Her mother was only recently sober and anorexic for much of her adult life, but her father is still drinking and completely estranged from one daughter, and only partially in touch with the one I was dating.
She has been emotionally, physically and mentally neglected by her father from birth and obviously carries this trauma with her still. I had no idea of the extent of this and how significant it was at the time I met her.
I almost completely missed all the red flags in our early days together but noticed enough to realise that she needed to work through a significant childhood trauma and recommended she start this by giving up marijuana and engaging with a therapist (neither of which she had had done before) immediately.
I now also realise how much of her father and a chance at redemption I may have represented to her, being a male figure who she could attempt to love, but one who lived a globe trotting itinerant lifestyle who would ultimately leave her at regular intervals (for work), abandoning her and by default behaving selfishly even though I was a professional humanitarian.
In uniform pattern to the books, our relationship developed quite quickly. I was asked to move in to her place after several months together because “it made sense” her words.

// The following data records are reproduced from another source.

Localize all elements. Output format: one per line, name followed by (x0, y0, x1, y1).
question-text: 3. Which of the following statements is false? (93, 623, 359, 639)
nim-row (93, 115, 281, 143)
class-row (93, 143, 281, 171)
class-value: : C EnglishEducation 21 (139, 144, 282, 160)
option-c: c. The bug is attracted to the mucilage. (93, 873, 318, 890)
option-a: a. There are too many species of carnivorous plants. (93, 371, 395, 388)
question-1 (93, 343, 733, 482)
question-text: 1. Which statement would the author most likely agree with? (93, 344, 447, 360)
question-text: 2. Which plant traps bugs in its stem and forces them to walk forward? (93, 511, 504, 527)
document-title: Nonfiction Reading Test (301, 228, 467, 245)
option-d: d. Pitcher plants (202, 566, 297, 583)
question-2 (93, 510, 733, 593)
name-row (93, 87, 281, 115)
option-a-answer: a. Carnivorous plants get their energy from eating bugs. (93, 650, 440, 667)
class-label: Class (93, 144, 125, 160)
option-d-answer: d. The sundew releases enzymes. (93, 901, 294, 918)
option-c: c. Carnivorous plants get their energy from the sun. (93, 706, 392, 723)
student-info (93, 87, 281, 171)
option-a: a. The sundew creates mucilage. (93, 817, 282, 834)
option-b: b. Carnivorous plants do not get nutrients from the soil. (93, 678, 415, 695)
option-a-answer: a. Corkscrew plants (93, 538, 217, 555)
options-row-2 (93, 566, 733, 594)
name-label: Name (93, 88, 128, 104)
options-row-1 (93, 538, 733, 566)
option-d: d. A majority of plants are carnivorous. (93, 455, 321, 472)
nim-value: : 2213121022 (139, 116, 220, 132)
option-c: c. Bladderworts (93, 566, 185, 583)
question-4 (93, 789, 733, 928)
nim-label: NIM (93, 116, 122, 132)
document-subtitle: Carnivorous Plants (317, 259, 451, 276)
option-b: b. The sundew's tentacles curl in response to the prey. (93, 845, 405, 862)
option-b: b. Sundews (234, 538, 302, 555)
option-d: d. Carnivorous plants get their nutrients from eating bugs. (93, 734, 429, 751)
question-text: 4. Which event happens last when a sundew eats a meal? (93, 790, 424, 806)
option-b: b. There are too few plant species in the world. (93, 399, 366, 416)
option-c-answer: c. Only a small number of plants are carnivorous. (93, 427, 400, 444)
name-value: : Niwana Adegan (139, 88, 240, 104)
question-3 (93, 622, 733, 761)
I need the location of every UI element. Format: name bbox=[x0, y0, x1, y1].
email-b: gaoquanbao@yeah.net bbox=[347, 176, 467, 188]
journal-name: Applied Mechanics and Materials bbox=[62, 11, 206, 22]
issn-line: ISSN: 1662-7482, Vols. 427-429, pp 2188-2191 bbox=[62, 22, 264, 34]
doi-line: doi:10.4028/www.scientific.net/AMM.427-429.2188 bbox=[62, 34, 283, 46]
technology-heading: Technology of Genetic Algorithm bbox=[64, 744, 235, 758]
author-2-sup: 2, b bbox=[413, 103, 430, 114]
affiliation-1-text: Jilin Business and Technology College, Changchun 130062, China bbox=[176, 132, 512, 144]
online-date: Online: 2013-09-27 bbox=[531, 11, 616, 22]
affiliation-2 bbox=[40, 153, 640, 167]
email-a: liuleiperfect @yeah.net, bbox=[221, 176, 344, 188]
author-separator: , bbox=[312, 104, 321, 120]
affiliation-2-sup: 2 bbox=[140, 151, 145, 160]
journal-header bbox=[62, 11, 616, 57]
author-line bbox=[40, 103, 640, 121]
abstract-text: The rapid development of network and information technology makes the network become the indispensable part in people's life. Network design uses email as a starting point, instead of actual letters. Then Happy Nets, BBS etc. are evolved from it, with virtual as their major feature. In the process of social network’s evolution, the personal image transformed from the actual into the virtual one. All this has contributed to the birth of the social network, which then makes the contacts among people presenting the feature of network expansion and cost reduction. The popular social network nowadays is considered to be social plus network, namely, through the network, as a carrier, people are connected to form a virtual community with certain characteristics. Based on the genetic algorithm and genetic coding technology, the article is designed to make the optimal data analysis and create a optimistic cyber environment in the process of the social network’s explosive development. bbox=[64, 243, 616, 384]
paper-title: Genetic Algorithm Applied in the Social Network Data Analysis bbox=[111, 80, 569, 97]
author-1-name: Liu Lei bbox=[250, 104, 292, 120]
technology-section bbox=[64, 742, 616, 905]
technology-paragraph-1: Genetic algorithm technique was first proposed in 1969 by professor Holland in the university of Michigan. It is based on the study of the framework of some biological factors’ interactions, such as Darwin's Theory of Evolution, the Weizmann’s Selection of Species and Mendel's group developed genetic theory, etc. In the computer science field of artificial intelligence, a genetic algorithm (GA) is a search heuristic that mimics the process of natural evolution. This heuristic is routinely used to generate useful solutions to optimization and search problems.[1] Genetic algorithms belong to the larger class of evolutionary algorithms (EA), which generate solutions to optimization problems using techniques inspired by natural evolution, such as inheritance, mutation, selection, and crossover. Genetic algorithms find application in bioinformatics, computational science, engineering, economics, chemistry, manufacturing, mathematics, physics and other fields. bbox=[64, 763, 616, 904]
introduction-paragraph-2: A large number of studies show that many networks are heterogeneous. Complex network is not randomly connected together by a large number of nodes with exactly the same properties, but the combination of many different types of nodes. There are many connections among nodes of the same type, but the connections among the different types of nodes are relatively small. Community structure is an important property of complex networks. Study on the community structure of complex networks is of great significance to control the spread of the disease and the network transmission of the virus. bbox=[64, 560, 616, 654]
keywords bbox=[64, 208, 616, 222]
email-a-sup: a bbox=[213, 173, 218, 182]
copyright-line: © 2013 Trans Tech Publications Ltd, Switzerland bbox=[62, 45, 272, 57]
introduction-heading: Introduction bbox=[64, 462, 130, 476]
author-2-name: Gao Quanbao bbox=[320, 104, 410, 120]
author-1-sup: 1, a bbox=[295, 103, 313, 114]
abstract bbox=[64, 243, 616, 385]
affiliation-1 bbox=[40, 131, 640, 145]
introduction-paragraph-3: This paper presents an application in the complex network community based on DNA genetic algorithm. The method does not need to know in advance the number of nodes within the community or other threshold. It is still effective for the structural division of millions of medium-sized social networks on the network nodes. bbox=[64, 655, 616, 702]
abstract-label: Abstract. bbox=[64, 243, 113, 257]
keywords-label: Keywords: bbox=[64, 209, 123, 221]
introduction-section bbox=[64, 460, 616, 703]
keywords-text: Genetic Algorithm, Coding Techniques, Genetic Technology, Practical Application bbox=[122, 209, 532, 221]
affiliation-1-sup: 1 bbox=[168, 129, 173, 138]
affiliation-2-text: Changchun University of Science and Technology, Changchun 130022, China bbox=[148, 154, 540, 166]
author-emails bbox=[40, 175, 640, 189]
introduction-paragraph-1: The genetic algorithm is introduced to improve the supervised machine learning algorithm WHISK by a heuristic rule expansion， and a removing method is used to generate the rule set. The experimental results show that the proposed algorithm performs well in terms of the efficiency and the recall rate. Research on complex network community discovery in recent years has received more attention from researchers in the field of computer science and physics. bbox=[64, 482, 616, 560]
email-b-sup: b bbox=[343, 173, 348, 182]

When I rejected this or appeared reluctant or wanted to wait until our relationship matured a little more, it caused tension between us.
There were many things that caused tension between us; a lot of them I had trouble to understand fully at the time, but Robin’s books give real clarity to the root causes of them now.
However, there is no denying some of our issues were down to my own lack of real life relationship experience and ability to form adult compromise and effective relating. It feels like we both came to this relationship with a good equal chunk of issues that needed to be figured out and addressed.
I should point out that during the relationship I was faithful despite my (at the time) undiagnosed sex addiction. Although I am still coming to understand the exact nature of my addiction and how it manifests, I was not with other women while I was with this last partner. However, when we broke up, I would seek solace in further casual encounters elsewhere very quickly.
So where am I going with this? Just thank you really. The books and groups like this have helped me start to understand a traumatic and painful relationship, and I am now at the beginning of a recovery for my own unhealthy patterns of behaviour which are equally as painful to address and examine.
I do not know what my future holds, but I hope it will be better for having read these books and sticking with it’s recommendations.
I suppose one question I have would be can there ever be any hope of reconciliation between me and my ex partner now that we are both actively engaged in recovery?
Or is that very question a shining example of how far my own recovery still has to go ? haha
We have not spoken in almost a year, but I cannot deny I find that very difficult to maintain and am glad I deleted her phone number in an effort to fight the temptation to reach out to her.
I have been sober from all physical relations for over a month and am not engaging in communication or planning hook ups with any of my previous contacts or attempting to make new ones.
I would love her to read these books and talk to her about them but am aware of how potentially destructive that is. I hope she is still sober, working her program , happ(ier)y and healthy but I can not help missing her. I am ashamed of myself.